In the early days, introducing new anti-spam technology could mean an increase of up to 30 per cent in detection rates and have a significant impact. Now even just a 0.5 per cent increase is praised as revolutionary. To understand why such a small percentage is so great, one needs to understand that reputable anti-spam solutions are already catching around 99 per cent of spam aimed at corporate networks.
Alas, users rarely see the 1 per cent as a remarkable feat in anti-spam technology, particularly if the 1 per cent actually equates to five or six spam messages a day. Reputation filters, introduced in one form or another by anti-spam vendors about 18 months ago, have helped to reduce this perception by eliminating the vast majority of spam messages before they reach the filters.
Reputation filters work by detecting servers that are distributing spam and automatically block traffic from them. Each time an email is accepted the filter performs an assessment. It looks-up the IP address in a number of databases that collect data about the senders of spam and viruses. Once an IP address has been identified as responsible for sending spam, messages from it are blocked before they are sent to the spam filter, and before conventional blacklists can update. Large quantities of spam can be removed in this way, reducing the load on the scanning system and minimising the effects of other new techniques.

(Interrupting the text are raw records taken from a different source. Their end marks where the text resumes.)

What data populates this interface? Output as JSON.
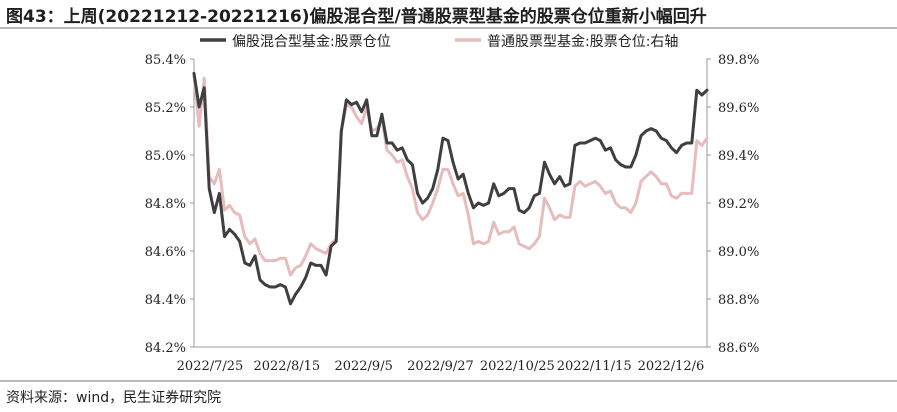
{
  "title": "图43：上周(20221212-20221216)偏股混合型/普通股票型基金的股票仓位重新小幅回升",
  "source": "资料来源：wind，民生证券研究院",
  "colors": {
    "primary": "#3f3f3f",
    "secondary": "#e6bcbc"
  },
  "chart_data": {
    "type": "line",
    "x_ticks": [
      "2022/7/25",
      "2022/8/15",
      "2022/9/5",
      "2022/9/27",
      "2022/10/25",
      "2022/11/15",
      "2022/12/6"
    ],
    "y_left": {
      "ylim": [
        84.2,
        85.4
      ],
      "ticks": [
        "84.2%",
        "84.4%",
        "84.6%",
        "84.8%",
        "85.0%",
        "85.2%",
        "85.4%"
      ]
    },
    "y_right": {
      "ylim": [
        88.6,
        89.8
      ],
      "ticks": [
        "88.6%",
        "88.8%",
        "89.0%",
        "89.2%",
        "89.4%",
        "89.6%",
        "89.8%"
      ]
    },
    "series": [
      {
        "name": "偏股混合型基金:股票仓位",
        "axis": "left",
        "color": "#3f3f3f",
        "values": [
          85.34,
          85.2,
          85.28,
          84.86,
          84.76,
          84.84,
          84.66,
          84.69,
          84.67,
          84.64,
          84.55,
          84.54,
          84.58,
          84.48,
          84.46,
          84.45,
          84.45,
          84.46,
          84.45,
          84.38,
          84.42,
          84.45,
          84.49,
          84.55,
          84.54,
          84.54,
          84.5,
          84.62,
          84.64,
          85.1,
          85.23,
          85.21,
          85.22,
          85.18,
          85.23,
          85.08,
          85.08,
          85.17,
          85.05,
          85.05,
          85.02,
          85.03,
          84.98,
          84.96,
          84.84,
          84.8,
          84.82,
          84.86,
          84.94,
          85.07,
          85.06,
          84.97,
          84.9,
          84.92,
          84.84,
          84.78,
          84.8,
          84.79,
          84.8,
          84.88,
          84.83,
          84.84,
          84.86,
          84.86,
          84.77,
          84.76,
          84.78,
          84.83,
          84.84,
          84.97,
          84.92,
          84.88,
          84.91,
          84.87,
          84.88,
          85.04,
          85.05,
          85.05,
          85.06,
          85.07,
          85.06,
          85.02,
          85.03,
          84.98,
          84.96,
          84.95,
          84.95,
          85.0,
          85.08,
          85.1,
          85.11,
          85.1,
          85.07,
          85.06,
          85.03,
          85.01,
          85.04,
          85.05,
          85.05,
          85.27,
          85.25,
          85.27
        ]
      },
      {
        "name": "普通股票型基金:股票仓位:右轴",
        "axis": "right",
        "color": "#e6bcbc",
        "values": [
          89.73,
          89.52,
          89.72,
          89.31,
          89.28,
          89.34,
          89.17,
          89.19,
          89.16,
          89.15,
          89.06,
          89.03,
          89.05,
          88.99,
          88.96,
          88.96,
          88.96,
          88.97,
          88.97,
          88.9,
          88.93,
          88.94,
          88.98,
          89.03,
          89.01,
          89.0,
          88.99,
          89.03,
          89.05,
          89.5,
          89.61,
          89.6,
          89.56,
          89.53,
          89.6,
          89.5,
          89.51,
          89.55,
          89.42,
          89.4,
          89.37,
          89.38,
          89.31,
          89.26,
          89.16,
          89.13,
          89.15,
          89.2,
          89.26,
          89.34,
          89.34,
          89.28,
          89.23,
          89.24,
          89.15,
          89.03,
          89.04,
          89.03,
          89.04,
          89.12,
          89.07,
          89.08,
          89.08,
          89.1,
          89.03,
          89.02,
          89.01,
          89.03,
          89.06,
          89.22,
          89.18,
          89.13,
          89.15,
          89.14,
          89.14,
          89.27,
          89.29,
          89.27,
          89.28,
          89.29,
          89.27,
          89.24,
          89.25,
          89.2,
          89.18,
          89.18,
          89.16,
          89.2,
          89.29,
          89.31,
          89.33,
          89.31,
          89.28,
          89.28,
          89.23,
          89.22,
          89.24,
          89.24,
          89.24,
          89.46,
          89.44,
          89.47
        ]
      }
    ],
    "legend_position": "top",
    "grid": false
  }
}
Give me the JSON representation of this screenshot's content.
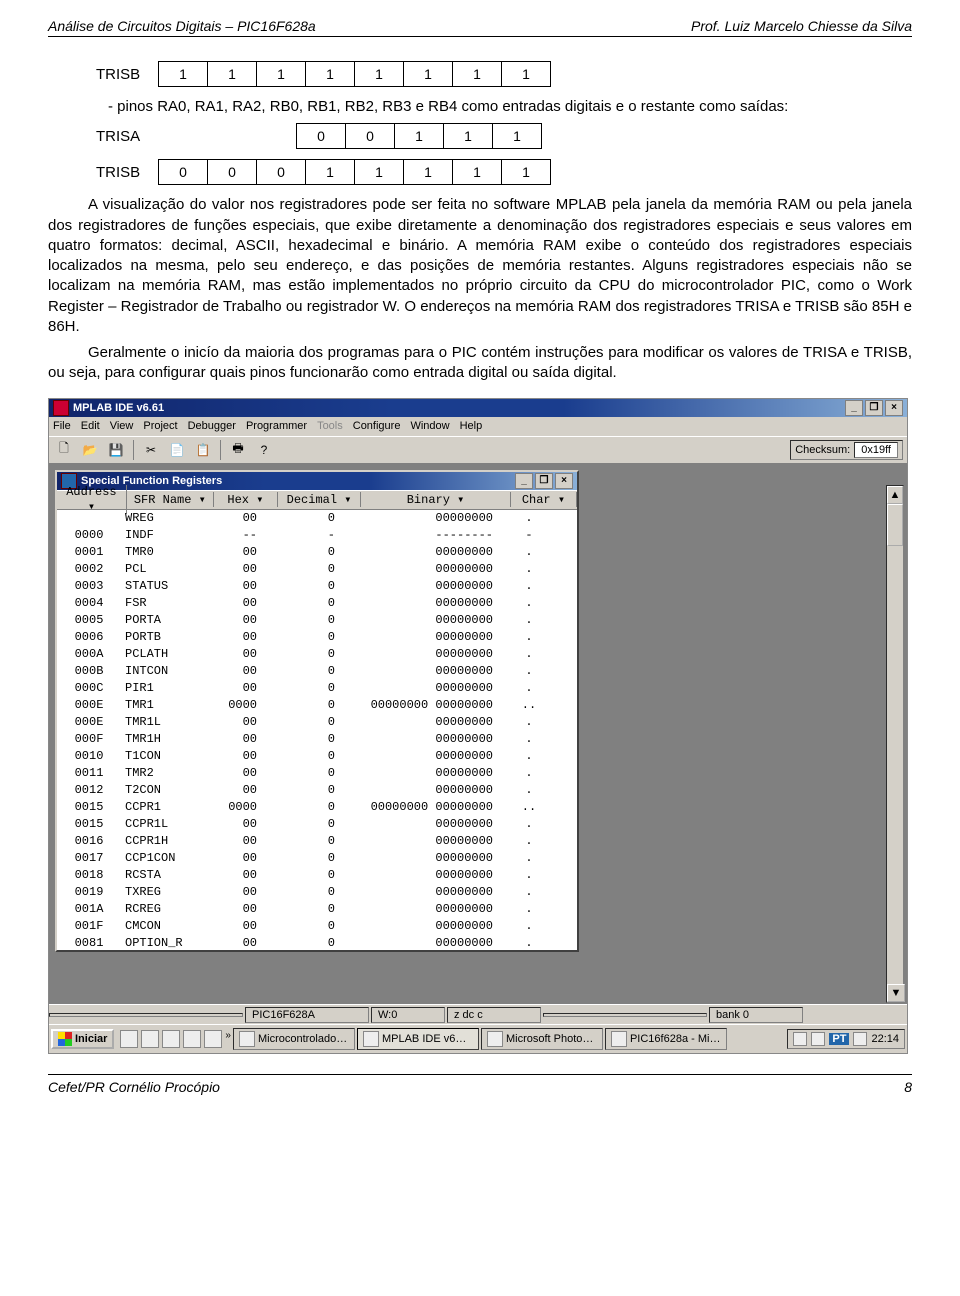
{
  "header": {
    "left": "Análise de Circuitos Digitais – PIC16F628a",
    "right": "Prof. Luiz Marcelo Chiesse da Silva"
  },
  "regs": {
    "trisb_top": {
      "label": "TRISB",
      "cells": [
        "1",
        "1",
        "1",
        "1",
        "1",
        "1",
        "1",
        "1"
      ]
    },
    "desc_pins": "- pinos RA0, RA1, RA2, RB0, RB1, RB2, RB3 e RB4 como entradas digitais e o restante como saídas:",
    "trisa": {
      "label": "TRISA",
      "cells": [
        "",
        "",
        "",
        "0",
        "0",
        "1",
        "1",
        "1"
      ]
    },
    "trisb_bot": {
      "label": "TRISB",
      "cells": [
        "0",
        "0",
        "0",
        "1",
        "1",
        "1",
        "1",
        "1"
      ]
    }
  },
  "para1": "A visualização do valor nos registradores pode ser feita no software MPLAB pela janela da memória RAM ou pela janela dos registradores de funções especiais, que exibe diretamente a denominação dos registradores especiais e seus valores em quatro formatos: decimal, ASCII, hexadecimal e binário. A memória RAM exibe o conteúdo dos registradores especiais localizados na mesma, pelo seu endereço, e das posições de memória restantes. Alguns registradores especiais não se localizam na memória RAM, mas estão implementados no próprio circuito da CPU do microcontrolador PIC, como o Work Register – Registrador de Trabalho ou registrador W. O endereços na memória RAM dos registradores TRISA e TRISB são 85H e 86H.",
  "para2": "Geralmente o inicío da maioria dos programas para o PIC contém instruções para modificar os valores de TRISA e TRISB, ou seja, para configurar quais pinos funcionarão como entrada digital ou saída digital.",
  "app": {
    "title": "MPLAB IDE v6.61",
    "menu": [
      "File",
      "Edit",
      "View",
      "Project",
      "Debugger",
      "Programmer",
      "Tools",
      "Configure",
      "Window",
      "Help"
    ],
    "menu_disabled_index": 6,
    "checksum_label": "Checksum:",
    "checksum_value": "0x19ff",
    "subwin_title": "Special Function Registers",
    "columns": [
      "Address",
      "SFR Name",
      "Hex",
      "Decimal",
      "Binary",
      "Char"
    ],
    "rows": [
      [
        "",
        "WREG",
        "00",
        "0",
        "00000000",
        "."
      ],
      [
        "0000",
        "INDF",
        "--",
        "-",
        "--------",
        "-"
      ],
      [
        "0001",
        "TMR0",
        "00",
        "0",
        "00000000",
        "."
      ],
      [
        "0002",
        "PCL",
        "00",
        "0",
        "00000000",
        "."
      ],
      [
        "0003",
        "STATUS",
        "00",
        "0",
        "00000000",
        "."
      ],
      [
        "0004",
        "FSR",
        "00",
        "0",
        "00000000",
        "."
      ],
      [
        "0005",
        "PORTA",
        "00",
        "0",
        "00000000",
        "."
      ],
      [
        "0006",
        "PORTB",
        "00",
        "0",
        "00000000",
        "."
      ],
      [
        "000A",
        "PCLATH",
        "00",
        "0",
        "00000000",
        "."
      ],
      [
        "000B",
        "INTCON",
        "00",
        "0",
        "00000000",
        "."
      ],
      [
        "000C",
        "PIR1",
        "00",
        "0",
        "00000000",
        "."
      ],
      [
        "000E",
        "TMR1",
        "0000",
        "0",
        "00000000 00000000",
        ".."
      ],
      [
        "000E",
        "TMR1L",
        "00",
        "0",
        "00000000",
        "."
      ],
      [
        "000F",
        "TMR1H",
        "00",
        "0",
        "00000000",
        "."
      ],
      [
        "0010",
        "T1CON",
        "00",
        "0",
        "00000000",
        "."
      ],
      [
        "0011",
        "TMR2",
        "00",
        "0",
        "00000000",
        "."
      ],
      [
        "0012",
        "T2CON",
        "00",
        "0",
        "00000000",
        "."
      ],
      [
        "0015",
        "CCPR1",
        "0000",
        "0",
        "00000000 00000000",
        ".."
      ],
      [
        "0015",
        "CCPR1L",
        "00",
        "0",
        "00000000",
        "."
      ],
      [
        "0016",
        "CCPR1H",
        "00",
        "0",
        "00000000",
        "."
      ],
      [
        "0017",
        "CCP1CON",
        "00",
        "0",
        "00000000",
        "."
      ],
      [
        "0018",
        "RCSTA",
        "00",
        "0",
        "00000000",
        "."
      ],
      [
        "0019",
        "TXREG",
        "00",
        "0",
        "00000000",
        "."
      ],
      [
        "001A",
        "RCREG",
        "00",
        "0",
        "00000000",
        "."
      ],
      [
        "001F",
        "CMCON",
        "00",
        "0",
        "00000000",
        "."
      ],
      [
        "0081",
        "OPTION_R",
        "00",
        "0",
        "00000000",
        "."
      ]
    ],
    "status": [
      "",
      "PIC16F628A",
      "W:0",
      "z dc c",
      "",
      "bank 0"
    ],
    "start_label": "Iniciar",
    "tasks": [
      "Microcontrolado…",
      "MPLAB IDE v6…",
      "Microsoft Photo…",
      "PIC16f628a - Mi…"
    ],
    "active_task_index": 1,
    "clock": "22:14",
    "tray_lang": "PT"
  },
  "footer": {
    "left": "Cefet/PR Cornélio Procópio",
    "page": "8"
  }
}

The introduction of reputation filters was probably the last major update in email anti-spam measures. Most of the new developments carried-out in 2008 are improvements and fine-tuning on existing technologies. When the majority of spam is already being detected, there is little need to develop radically new technologies to combat email spam. The issue of how to eradicate it permanently is still important, but already we can see that spammers are turning their attention to methods other than email. The next leaps in technology are more likely to be focused on new spam distribution methods such as instant messaging and Web-based spam.
Although it is highly unlikely that spammers will lose focus on email as their main distribution method any time soon, it does emphasise the point that while technology will enable businesses to eliminate the majority of spam from their networks, it is not enough to make the problem go away permanently. Other factors such as government intervention, user education, and harsher sentencing to those caught must come into the equation.